In 2018, drilling activity on Platanillo switches to the N sand stratigraphic play with the upcoming planned three-well programme targeting the 18.8mmbbl N Sand Anomaly (expected to start in Q1 2018).

Mariposa (CPO-5, Amerisur 30%, ONGC 70%)
Mariposa-1 was successfully drilled in May 2017 which flowed at 4.6mbbl/d 41API light oil. The well was drilled to a total depth of 11,556ft with an indicated 120ft net pay in the L3 Sands. The well is now producing around 3,200b/d (gross) on Long Term Test on a restricted choke.

Further drilling is planned on the block in 2018 (including Indico-1 and Sol) which could add material reserves to the portfolio.
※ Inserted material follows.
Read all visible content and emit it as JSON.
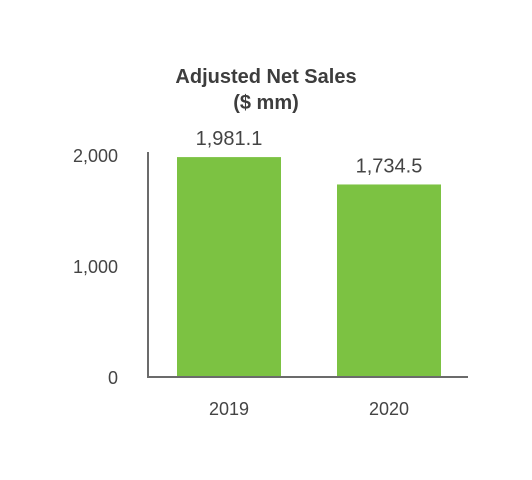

Wednesday, 27 December 2017

Premier's Christmas present



Premier Oil announced today that the Catcher field achieved first oil on 23rd December, on schedule and almost 30% below budget. Initial production will be c.10mbopd as gas processing and water injection modules are commissioned. Production will be ramped up in phases through H1 2018 as the Varadero and Burgman fields are brought onstream increasing production to 60,000mboepd (gross).

The Catcher partners are Premier Oil (50% operator), Cairn Energy (20%), MOL (20%) and Dyas (10%). For Premier Oil, Catcher will account for c.25% of 2018 production with successful ramp up of the field important to deleveraging the balance sheet next year. For Cairn, this will diversify the production base following first oil at Kraken (29.5% interest) earlier this year.